Answered by Mims Davies - Parliamentary Under-Secretary (Department for Work and Pensions)

a) Those deemed to be in employment as a result of receiving support through the Coronavirus Job Retention Scheme and Self Employed Income Support Scheme will not be entitled to Jobseeker’s Allowance if they usually work 16 hours or more per week. In order to be entitled to Jobseeker’s Allowance, claimants must satisfy a number of entitlement conditions, one of which is not being engaged in full time work. Those who usually work less than 16 hours per week are part-time workers and can apply.

b) Jobseeker’s Allowance is a personal contribution-based benefit. Eligibility depends on someone having worked as an employee and having paid enough national insurance contributions, usually in the two full tax years before the calendar year in which they make their claim.

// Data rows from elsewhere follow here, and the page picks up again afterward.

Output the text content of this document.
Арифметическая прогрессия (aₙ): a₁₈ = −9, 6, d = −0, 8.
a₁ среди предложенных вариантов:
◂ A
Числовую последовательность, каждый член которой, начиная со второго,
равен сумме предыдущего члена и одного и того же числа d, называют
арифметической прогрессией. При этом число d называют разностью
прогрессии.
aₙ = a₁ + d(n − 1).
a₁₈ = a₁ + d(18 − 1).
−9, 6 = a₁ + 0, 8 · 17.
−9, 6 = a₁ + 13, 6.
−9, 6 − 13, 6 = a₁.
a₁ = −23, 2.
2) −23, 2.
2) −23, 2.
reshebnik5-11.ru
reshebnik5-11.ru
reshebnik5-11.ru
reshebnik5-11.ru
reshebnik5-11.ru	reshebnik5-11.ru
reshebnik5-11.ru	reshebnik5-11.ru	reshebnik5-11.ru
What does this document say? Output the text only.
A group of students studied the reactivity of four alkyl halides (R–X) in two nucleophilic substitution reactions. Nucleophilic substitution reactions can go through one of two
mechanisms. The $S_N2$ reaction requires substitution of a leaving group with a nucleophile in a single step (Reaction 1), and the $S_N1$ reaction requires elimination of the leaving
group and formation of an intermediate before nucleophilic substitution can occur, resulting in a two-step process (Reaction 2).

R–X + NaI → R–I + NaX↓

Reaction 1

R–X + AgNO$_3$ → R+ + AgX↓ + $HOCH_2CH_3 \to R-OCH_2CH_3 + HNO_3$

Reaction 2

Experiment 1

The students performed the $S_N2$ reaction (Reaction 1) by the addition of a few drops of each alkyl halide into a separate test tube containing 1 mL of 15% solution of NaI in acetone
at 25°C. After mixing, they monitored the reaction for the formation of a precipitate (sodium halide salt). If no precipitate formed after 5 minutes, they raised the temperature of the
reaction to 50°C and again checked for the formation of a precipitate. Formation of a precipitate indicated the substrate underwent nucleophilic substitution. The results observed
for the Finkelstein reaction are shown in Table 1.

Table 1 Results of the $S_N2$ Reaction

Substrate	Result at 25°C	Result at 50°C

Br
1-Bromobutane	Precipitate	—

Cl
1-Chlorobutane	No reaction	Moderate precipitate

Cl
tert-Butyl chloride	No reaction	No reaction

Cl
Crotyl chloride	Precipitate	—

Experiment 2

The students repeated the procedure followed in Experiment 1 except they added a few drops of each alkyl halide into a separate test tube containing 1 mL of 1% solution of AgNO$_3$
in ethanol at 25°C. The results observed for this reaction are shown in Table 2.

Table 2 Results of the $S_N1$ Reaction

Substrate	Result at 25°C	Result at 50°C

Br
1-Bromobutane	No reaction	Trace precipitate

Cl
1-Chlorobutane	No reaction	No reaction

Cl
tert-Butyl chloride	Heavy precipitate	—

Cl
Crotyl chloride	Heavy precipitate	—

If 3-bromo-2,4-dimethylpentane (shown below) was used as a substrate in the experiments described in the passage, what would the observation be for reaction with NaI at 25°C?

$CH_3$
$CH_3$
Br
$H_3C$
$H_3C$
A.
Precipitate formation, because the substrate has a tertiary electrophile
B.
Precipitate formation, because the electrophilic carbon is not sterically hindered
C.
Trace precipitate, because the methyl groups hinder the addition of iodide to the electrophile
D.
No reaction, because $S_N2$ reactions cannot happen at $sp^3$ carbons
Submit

They must also meet the following entitlement conditions:

  • are not engaged in work of 16 hours or more per week
  • do not have limited capability for work
  • are not receiving relevant education
  • are under pensionable age
  • are in Great Britain
  • have accepted a Claimant Commitment

c) Those ineligible for the Coronavirus Job Retention Scheme or Self Employment Income Support Scheme may be eligible if they meet the conditions as set out in b) above.